La métropole lilloise s’y était préparée. En amont de l’annonce, elle avait envoyé un communiqué aux restaurateurs de la Ville, qu’elle a transféré à Numerama après que nous l’avons contacté : « Nous souhaitons anticiper l’éventualité [d’un passage en zone d’alerte maximale] et proposons si cela s’avérait nécessaire et si nous étions dans cette hypothèse, que les restaurants appliquent ce protocole sanitaire renforcé. » Il est demandé à chaque exploitant de signer le document et de le renvoyer à la mairie, pour « manifester » leur engagement.

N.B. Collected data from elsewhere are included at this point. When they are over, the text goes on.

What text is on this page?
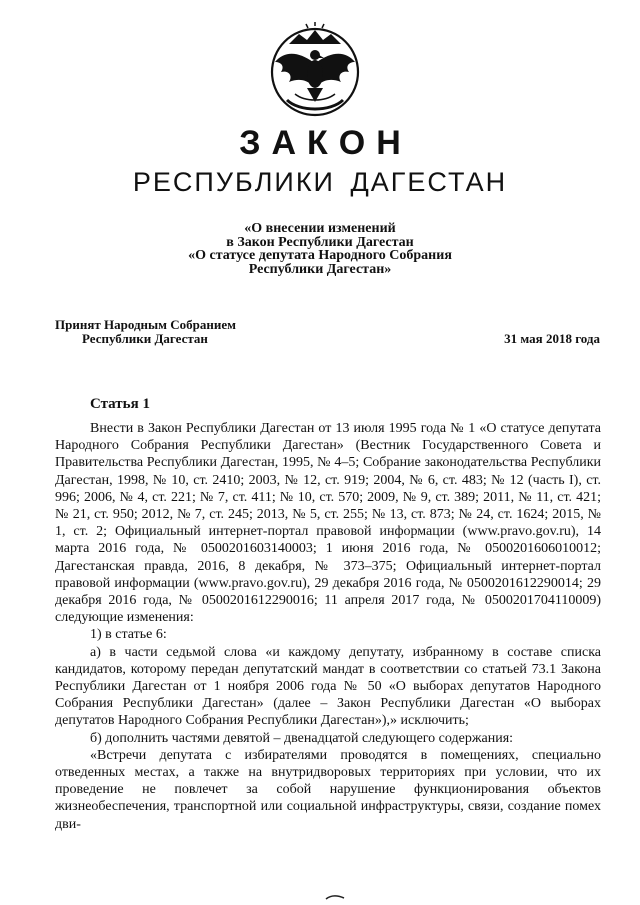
ЗАКОН
РЕСПУБЛИКИ ДАГЕСТАН
«О внесении изменений
в Закон Республики Дагестан
«О статусе депутата Народного Собрания
Республики Дагестан»
Принят Народным Собранием
Республики Дагестан	31 мая 2018 года
Статья 1

Внести в Закон Республики Дагестан от 13 июля 1995 года № 1 «О статусе депутата Народного Собрания Республики Дагестан» (Вестник Государственного Совета и Правительства Республики Дагестан, 1995, № 4–5; Собрание законодательства Республики Дагестан, 1998, № 10, ст. 2410; 2003, № 12, ст. 919; 2004, № 6, ст. 483; № 12 (часть I), ст. 996; 2006, № 4, ст. 221; № 7, ст. 411; № 10, ст. 570; 2009, № 9, ст. 389; 2011, № 11, ст. 421; № 21, ст. 950; 2012, № 7, ст. 245; 2013, № 5, ст. 255; № 13, ст. 873; № 24, ст. 1624; 2015, № 1, ст. 2; Официальный интернет-портал правовой информации (www.pravo.gov.ru), 14 марта 2016 года, № 0500201603140003; 1 июня 2016 года, № 0500201606010012; Дагестанская правда, 2016, 8 декабря, № 373–375; Официальный интернет-портал правовой информации (www.pravo.gov.ru), 29 декабря 2016 года, № 0500201612290014; 29 декабря 2016 года, № 0500201612290016; 11 апреля 2017 года, № 0500201704110009) следующие изменения:

1) в статье 6:

а) в части седьмой слова «и каждому депутату, избранному в составе списка кандидатов, которому передан депутатский мандат в соответствии со статьей 73.1 Закона Республики Дагестан от 1 ноября 2006 года № 50 «О выборах депутатов Народного Собрания Республики Дагестан» (далее – Закон Республики Дагестан «О выборах депутатов Народного Собрания Республики Дагестан»),» исключить;

б) дополнить частями девятой – двенадцатой следующего содержания:

«Встречи депутата с избирателями проводятся в помещениях, специально отведенных местах, а также на внутридворовых территориях при условии, что их проведение не повлечет за собой нарушение функционирования объектов жизнеобеспечения, транспортной или социальной инфраструктуры, связи, создание помех дви-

Le protocole (image ci-dessus) comporte 13 points, qui reprennent en grande majorité le protocole sanitaire renforcé publié par le gouvernement le 5 octobre. Mais un point, le cinquième, sort de la normale : « je reste ouvert et je m’engage à télécharger et activer StopCovid dans mon établissement ». Autrement dit, puisque la mairie, aux côtés de la police municipale, sanctionne le non-respect du protocole sanitaire, elle s’octroie la possibilité d’émettre des amendes pour la non-utilisation de l’app de contact tracing.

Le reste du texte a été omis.